The 100,000 Genome Project was unique in its scale, so we were keen to help advise Genomics England on how to implement the project across the NHS. Our experts and our close relationships with NHS organisations meant that we were able to devise a model that reduced bureaucracy and made it easy for the NHS to be a partner in this hugely successful project. And as the project has expanded, we’ve helped advise on the governance arrangements for bringing in existing tissue banks.
This sort of bespoke advice is a key part of how we support the research community, making it easier to conduct high-quality research.
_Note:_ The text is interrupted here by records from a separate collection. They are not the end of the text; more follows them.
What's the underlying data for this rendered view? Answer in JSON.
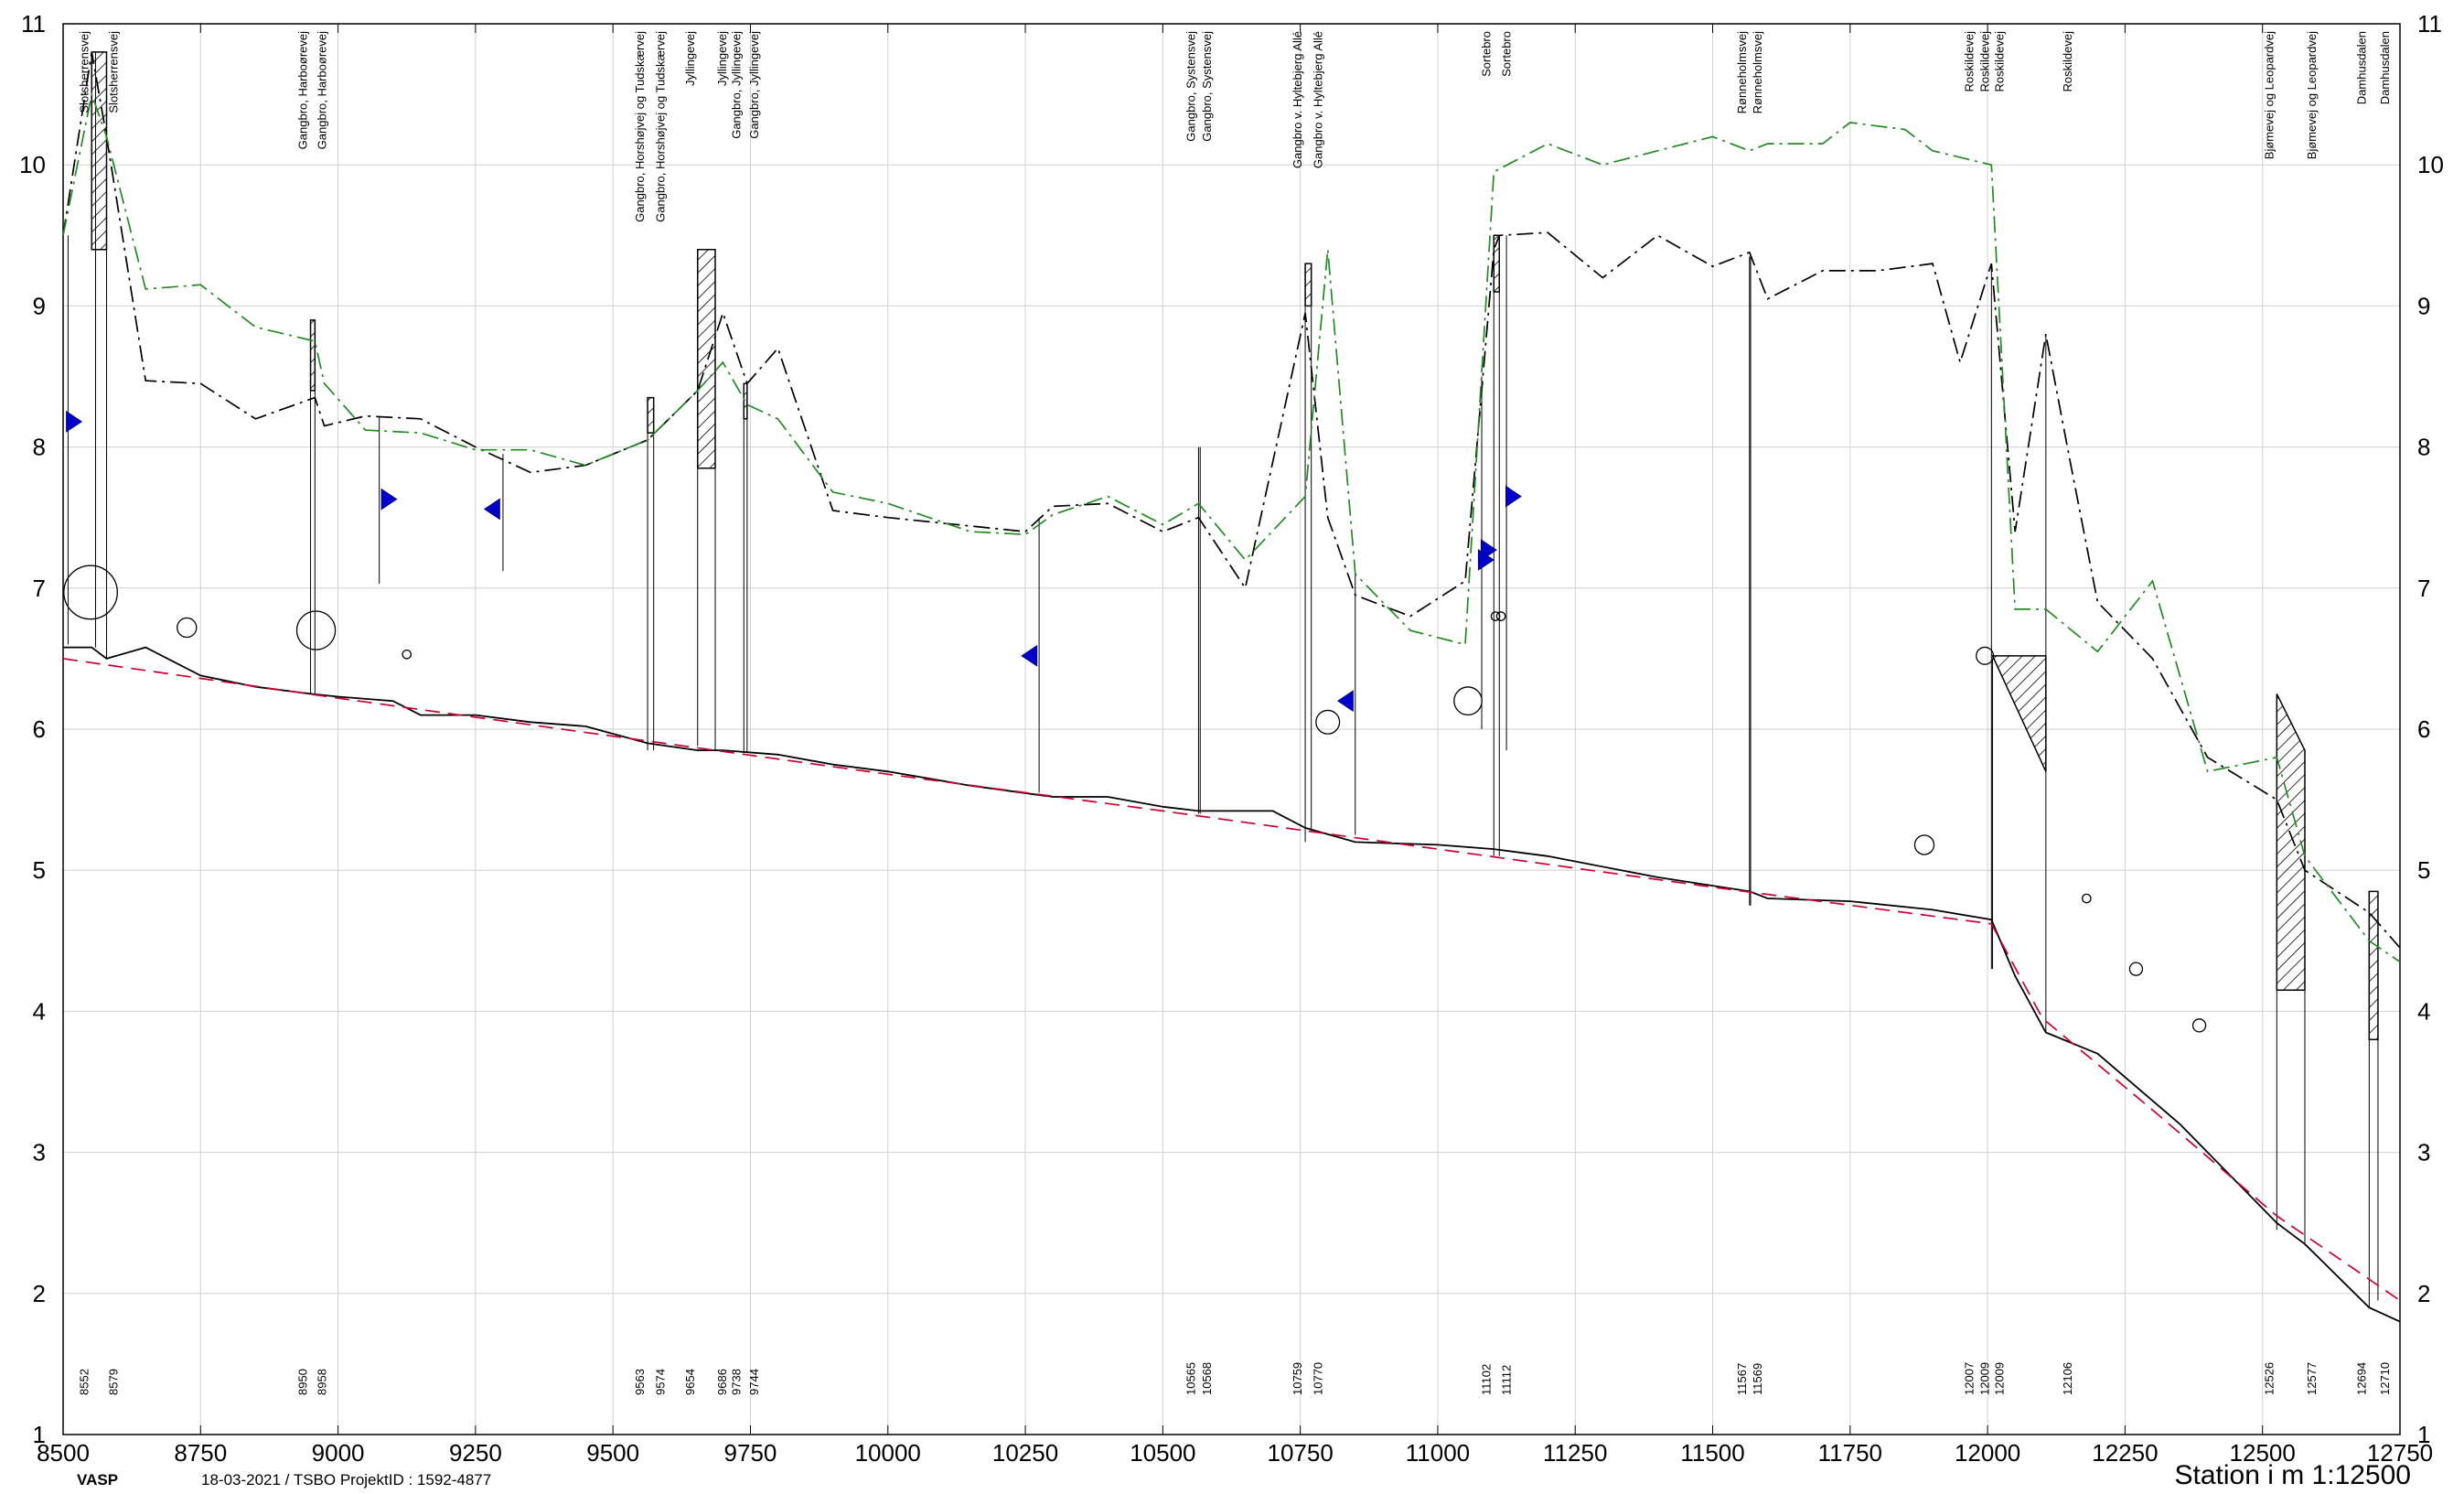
{
  "chart_data": {
    "type": "line",
    "title": "",
    "x_axis": {
      "label": "Station i m",
      "range": [
        8500,
        12750
      ],
      "ticks": [
        8500,
        8750,
        9000,
        9250,
        9500,
        9750,
        10000,
        10250,
        10500,
        10750,
        11000,
        11250,
        11500,
        11750,
        12000,
        12250,
        12500,
        12750
      ]
    },
    "y_axis": {
      "range": [
        1,
        11
      ],
      "ticks": [
        1,
        2,
        3,
        4,
        5,
        6,
        7,
        8,
        9,
        10,
        11
      ]
    },
    "grid": true,
    "series": [
      {
        "key": "terrain_a",
        "color": "#000000",
        "style": "dashdot",
        "points": [
          [
            8500,
            9.5
          ],
          [
            8552,
            10.8
          ],
          [
            8579,
            10.2
          ],
          [
            8650,
            8.47
          ],
          [
            8750,
            8.45
          ],
          [
            8850,
            8.2
          ],
          [
            8958,
            8.35
          ],
          [
            8975,
            8.15
          ],
          [
            9050,
            8.22
          ],
          [
            9150,
            8.2
          ],
          [
            9250,
            8.0
          ],
          [
            9350,
            7.82
          ],
          [
            9450,
            7.87
          ],
          [
            9563,
            8.05
          ],
          [
            9654,
            8.4
          ],
          [
            9700,
            8.95
          ],
          [
            9744,
            8.45
          ],
          [
            9800,
            8.7
          ],
          [
            9900,
            7.55
          ],
          [
            10000,
            7.5
          ],
          [
            10250,
            7.4
          ],
          [
            10300,
            7.58
          ],
          [
            10400,
            7.6
          ],
          [
            10500,
            7.4
          ],
          [
            10565,
            7.5
          ],
          [
            10650,
            7.0
          ],
          [
            10759,
            8.95
          ],
          [
            10800,
            7.5
          ],
          [
            10850,
            6.95
          ],
          [
            10950,
            6.8
          ],
          [
            11050,
            7.05
          ],
          [
            11102,
            9.4
          ],
          [
            11112,
            9.5
          ],
          [
            11200,
            9.52
          ],
          [
            11300,
            9.2
          ],
          [
            11400,
            9.5
          ],
          [
            11500,
            9.28
          ],
          [
            11567,
            9.38
          ],
          [
            11600,
            9.05
          ],
          [
            11700,
            9.25
          ],
          [
            11800,
            9.25
          ],
          [
            11900,
            9.3
          ],
          [
            11950,
            8.6
          ],
          [
            12007,
            9.3
          ],
          [
            12050,
            7.4
          ],
          [
            12106,
            8.8
          ],
          [
            12150,
            7.9
          ],
          [
            12200,
            6.9
          ],
          [
            12300,
            6.5
          ],
          [
            12400,
            5.8
          ],
          [
            12526,
            5.5
          ],
          [
            12577,
            5.0
          ],
          [
            12694,
            4.7
          ],
          [
            12750,
            4.45
          ]
        ]
      },
      {
        "key": "terrain_b",
        "color": "#228b22",
        "style": "dashdot",
        "points": [
          [
            8500,
            9.5
          ],
          [
            8552,
            10.5
          ],
          [
            8579,
            10.2
          ],
          [
            8650,
            9.12
          ],
          [
            8750,
            9.15
          ],
          [
            8850,
            8.85
          ],
          [
            8958,
            8.75
          ],
          [
            8975,
            8.45
          ],
          [
            9050,
            8.12
          ],
          [
            9150,
            8.1
          ],
          [
            9250,
            7.98
          ],
          [
            9350,
            7.98
          ],
          [
            9450,
            7.87
          ],
          [
            9563,
            8.05
          ],
          [
            9654,
            8.4
          ],
          [
            9700,
            8.6
          ],
          [
            9744,
            8.3
          ],
          [
            9800,
            8.2
          ],
          [
            9900,
            7.68
          ],
          [
            10000,
            7.6
          ],
          [
            10150,
            7.4
          ],
          [
            10250,
            7.38
          ],
          [
            10300,
            7.52
          ],
          [
            10400,
            7.65
          ],
          [
            10500,
            7.45
          ],
          [
            10565,
            7.6
          ],
          [
            10650,
            7.2
          ],
          [
            10759,
            7.65
          ],
          [
            10800,
            9.4
          ],
          [
            10850,
            7.1
          ],
          [
            10950,
            6.7
          ],
          [
            11050,
            6.6
          ],
          [
            11102,
            9.95
          ],
          [
            11200,
            10.15
          ],
          [
            11300,
            10.0
          ],
          [
            11500,
            10.2
          ],
          [
            11567,
            10.1
          ],
          [
            11600,
            10.15
          ],
          [
            11700,
            10.15
          ],
          [
            11750,
            10.3
          ],
          [
            11850,
            10.25
          ],
          [
            11900,
            10.1
          ],
          [
            12007,
            10.0
          ],
          [
            12050,
            6.85
          ],
          [
            12106,
            6.85
          ],
          [
            12200,
            6.55
          ],
          [
            12300,
            7.05
          ],
          [
            12400,
            5.7
          ],
          [
            12526,
            5.8
          ],
          [
            12577,
            5.1
          ],
          [
            12694,
            4.5
          ],
          [
            12750,
            4.35
          ]
        ]
      },
      {
        "key": "bottom",
        "color": "#000000",
        "style": "solid",
        "points": [
          [
            8500,
            6.58
          ],
          [
            8552,
            6.58
          ],
          [
            8579,
            6.5
          ],
          [
            8650,
            6.58
          ],
          [
            8750,
            6.38
          ],
          [
            8850,
            6.3
          ],
          [
            8950,
            6.25
          ],
          [
            9000,
            6.23
          ],
          [
            9100,
            6.2
          ],
          [
            9150,
            6.1
          ],
          [
            9250,
            6.1
          ],
          [
            9350,
            6.05
          ],
          [
            9450,
            6.02
          ],
          [
            9563,
            5.9
          ],
          [
            9654,
            5.85
          ],
          [
            9700,
            5.85
          ],
          [
            9800,
            5.82
          ],
          [
            9900,
            5.75
          ],
          [
            10000,
            5.7
          ],
          [
            10150,
            5.6
          ],
          [
            10300,
            5.52
          ],
          [
            10400,
            5.52
          ],
          [
            10500,
            5.45
          ],
          [
            10565,
            5.42
          ],
          [
            10700,
            5.42
          ],
          [
            10759,
            5.3
          ],
          [
            10850,
            5.2
          ],
          [
            11000,
            5.18
          ],
          [
            11102,
            5.15
          ],
          [
            11200,
            5.1
          ],
          [
            11400,
            4.95
          ],
          [
            11567,
            4.85
          ],
          [
            11600,
            4.8
          ],
          [
            11750,
            4.78
          ],
          [
            11900,
            4.72
          ],
          [
            12007,
            4.65
          ],
          [
            12050,
            4.25
          ],
          [
            12106,
            3.85
          ],
          [
            12200,
            3.7
          ],
          [
            12350,
            3.2
          ],
          [
            12526,
            2.5
          ],
          [
            12577,
            2.35
          ],
          [
            12694,
            1.9
          ],
          [
            12750,
            1.8
          ]
        ]
      },
      {
        "key": "design",
        "color": "#cc0033",
        "style": "dashed",
        "points": [
          [
            8500,
            6.5
          ],
          [
            9000,
            6.22
          ],
          [
            9500,
            5.95
          ],
          [
            10000,
            5.68
          ],
          [
            10500,
            5.42
          ],
          [
            11000,
            5.15
          ],
          [
            11500,
            4.88
          ],
          [
            12007,
            4.62
          ],
          [
            12100,
            3.95
          ],
          [
            12300,
            3.3
          ],
          [
            12526,
            2.55
          ],
          [
            12750,
            1.95
          ]
        ]
      }
    ],
    "structures": [
      {
        "name": "Slotsherrensvej",
        "stations": [
          "8552",
          "8579"
        ]
      },
      {
        "name": "Gangbro, Harboørevej",
        "stations": [
          "8950",
          "8958"
        ]
      },
      {
        "name": "Gangbro, Horshøjvej og Tudskærvej",
        "stations": [
          "9563",
          "9574"
        ]
      },
      {
        "name": "Jyllingevej",
        "stations": [
          "9654",
          "9686"
        ]
      },
      {
        "name": "Gangbro, Jyllingevej",
        "stations": [
          "9738",
          "9744"
        ]
      },
      {
        "name": "Gangbro, Systensvej",
        "stations": [
          "10565",
          "10568"
        ]
      },
      {
        "name": "Gangbro v. Hyltebjerg Allé",
        "stations": [
          "10759",
          "10770"
        ]
      },
      {
        "name": "Sortebro",
        "stations": [
          "11102",
          "11112"
        ]
      },
      {
        "name": "Rønneholmsvej",
        "stations": [
          "11567",
          "11569"
        ]
      },
      {
        "name": "Roskildevej",
        "stations": [
          "12007",
          "12009",
          "12009",
          "12106"
        ]
      },
      {
        "name": "Bjømevej og Leopardvej",
        "stations": [
          "12526",
          "12577"
        ]
      },
      {
        "name": "Damhusdalen",
        "stations": [
          "12694",
          "12710"
        ]
      }
    ],
    "hatched_sections": [
      {
        "x0": 8552,
        "x1": 8579,
        "top": 10.8,
        "bottom": 9.4
      },
      {
        "x0": 8950,
        "x1": 8958,
        "top": 8.9,
        "bottom": 8.4
      },
      {
        "x0": 9563,
        "x1": 9574,
        "top": 8.35,
        "bottom": 8.1
      },
      {
        "x0": 9654,
        "x1": 9686,
        "top": 9.4,
        "bottom": 7.85
      },
      {
        "x0": 9738,
        "x1": 9744,
        "top": 8.45,
        "bottom": 8.2
      },
      {
        "x0": 10759,
        "x1": 10770,
        "top": 9.3,
        "bottom": 9.0
      },
      {
        "x0": 11102,
        "x1": 11112,
        "top": 9.5,
        "bottom": 9.1
      },
      {
        "x0": 12009,
        "x1": 12106,
        "top": 6.52,
        "bottom": 6.52,
        "bottom_right": 5.7
      },
      {
        "x0": 12526,
        "x1": 12577,
        "top": 6.25,
        "top_right": 5.85,
        "bottom": 4.15
      },
      {
        "x0": 12694,
        "x1": 12710,
        "top": 4.85,
        "bottom": 3.8
      }
    ],
    "vertical_lines": [
      {
        "x": 8509,
        "y0": 6.6,
        "y1": 9.5
      },
      {
        "x": 8559,
        "y0": 6.58,
        "y1": 10.8
      },
      {
        "x": 8579,
        "y0": 6.5,
        "y1": 10.4
      },
      {
        "x": 8950,
        "y0": 6.25,
        "y1": 8.9
      },
      {
        "x": 8958,
        "y0": 6.25,
        "y1": 8.9
      },
      {
        "x": 9075,
        "y0": 7.03,
        "y1": 8.22
      },
      {
        "x": 9300,
        "y0": 7.12,
        "y1": 7.95
      },
      {
        "x": 9563,
        "y0": 5.85,
        "y1": 8.35
      },
      {
        "x": 9574,
        "y0": 5.85,
        "y1": 8.35
      },
      {
        "x": 9654,
        "y0": 5.88,
        "y1": 9.4
      },
      {
        "x": 9686,
        "y0": 5.85,
        "y1": 9.4
      },
      {
        "x": 9738,
        "y0": 5.83,
        "y1": 8.45
      },
      {
        "x": 9744,
        "y0": 5.83,
        "y1": 8.45
      },
      {
        "x": 10275,
        "y0": 5.55,
        "y1": 7.5
      },
      {
        "x": 10565,
        "y0": 5.4,
        "y1": 8.0
      },
      {
        "x": 10568,
        "y0": 5.4,
        "y1": 8.0
      },
      {
        "x": 10759,
        "y0": 5.2,
        "y1": 9.3
      },
      {
        "x": 10770,
        "y0": 5.28,
        "y1": 9.3
      },
      {
        "x": 10850,
        "y0": 5.25,
        "y1": 7.1
      },
      {
        "x": 11080,
        "y0": 6.0,
        "y1": 8.5
      },
      {
        "x": 11102,
        "y0": 5.1,
        "y1": 9.5
      },
      {
        "x": 11112,
        "y0": 5.1,
        "y1": 9.5
      },
      {
        "x": 11125,
        "y0": 5.85,
        "y1": 9.5
      },
      {
        "x": 11567,
        "y0": 4.75,
        "y1": 9.35
      },
      {
        "x": 11569,
        "y0": 4.75,
        "y1": 9.35
      },
      {
        "x": 12007,
        "y0": 4.3,
        "y1": 9.3
      },
      {
        "x": 12009,
        "y0": 4.3,
        "y1": 6.5
      },
      {
        "x": 12106,
        "y0": 3.85,
        "y1": 8.8
      },
      {
        "x": 12526,
        "y0": 2.45,
        "y1": 6.25
      },
      {
        "x": 12577,
        "y0": 2.35,
        "y1": 5.85
      },
      {
        "x": 12694,
        "y0": 1.9,
        "y1": 4.85
      },
      {
        "x": 12710,
        "y0": 1.95,
        "y1": 4.85
      }
    ],
    "markers": [
      {
        "x": 8517,
        "y": 8.18,
        "dir": "right"
      },
      {
        "x": 9090,
        "y": 7.63,
        "dir": "right"
      },
      {
        "x": 9283,
        "y": 7.56,
        "dir": "left"
      },
      {
        "x": 10260,
        "y": 6.52,
        "dir": "left"
      },
      {
        "x": 10835,
        "y": 6.2,
        "dir": "left"
      },
      {
        "x": 11090,
        "y": 7.27,
        "dir": "right"
      },
      {
        "x": 11085,
        "y": 7.2,
        "dir": "right"
      },
      {
        "x": 11135,
        "y": 7.65,
        "dir": "right"
      }
    ],
    "circles": [
      {
        "x": 8550,
        "y": 6.97,
        "r": 25
      },
      {
        "x": 8725,
        "y": 6.72,
        "r": 9
      },
      {
        "x": 8960,
        "y": 6.7,
        "r": 18
      },
      {
        "x": 9125,
        "y": 6.53,
        "r": 4
      },
      {
        "x": 10800,
        "y": 6.05,
        "r": 11
      },
      {
        "x": 11055,
        "y": 6.2,
        "r": 13
      },
      {
        "x": 11105,
        "y": 6.8,
        "r": 4
      },
      {
        "x": 11115,
        "y": 6.8,
        "r": 4
      },
      {
        "x": 11885,
        "y": 5.18,
        "r": 9
      },
      {
        "x": 11995,
        "y": 6.52,
        "r": 8
      },
      {
        "x": 12180,
        "y": 4.8,
        "r": 4
      },
      {
        "x": 12270,
        "y": 4.3,
        "r": 6
      },
      {
        "x": 12385,
        "y": 3.9,
        "r": 6
      }
    ]
  },
  "footer": {
    "app": "VASP",
    "info": "18-03-2021 / TSBO   ProjektID : 1592-4877",
    "scale": "Station i m  1:12500"
  }
}
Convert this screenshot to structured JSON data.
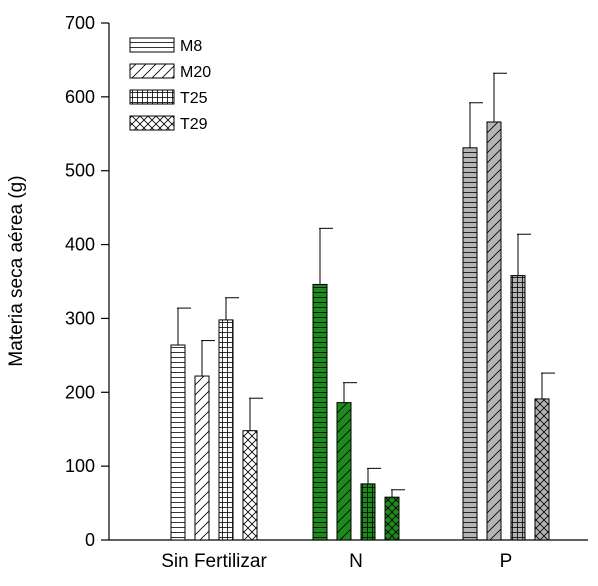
{
  "chart_data": {
    "type": "bar",
    "categories": [
      "Sin Fertilizar",
      "N",
      "P"
    ],
    "series": [
      {
        "name": "M8",
        "pattern": "horizontal-lines",
        "values": [
          264,
          346,
          531
        ],
        "errors": [
          50,
          76,
          61
        ]
      },
      {
        "name": "M20",
        "pattern": "diagonal-lines",
        "values": [
          222,
          186,
          566
        ],
        "errors": [
          48,
          27,
          66
        ]
      },
      {
        "name": "T25",
        "pattern": "grid",
        "values": [
          298,
          76,
          358
        ],
        "errors": [
          30,
          21,
          56
        ]
      },
      {
        "name": "T29",
        "pattern": "crosshatch",
        "values": [
          148,
          58,
          191
        ],
        "errors": [
          44,
          10,
          35
        ]
      }
    ],
    "category_fills": [
      "#ffffff",
      "#1e8a1e",
      "#b4b4b4"
    ],
    "title": "",
    "xlabel": "",
    "ylabel": "Materia seca aérea (g)",
    "ylim": [
      0,
      700
    ],
    "yticks": [
      0,
      100,
      200,
      300,
      400,
      500,
      600,
      700
    ],
    "grid": false,
    "legend_position": "top-left"
  }
}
It’s always pleasing when research we’ve been able to support leads to changes that improve services and treatments, and this is a fantastic example of this. We are continuing our support to Genomics England, helping them in the roll out of a genomics medicines service and advising on the handling of consent in the new service.
It’s clear that, from the start, Genomics England have taken a “people-powered” approach, recognising the importance of maintaining patient and public confidence. The success of the project is a demonstration of how involving patients in advising and making decisions on research projects can make a real difference. We add our voice to the many that have congratulated Genomics England on their achievement, and are incredibly proud to have played our part in that.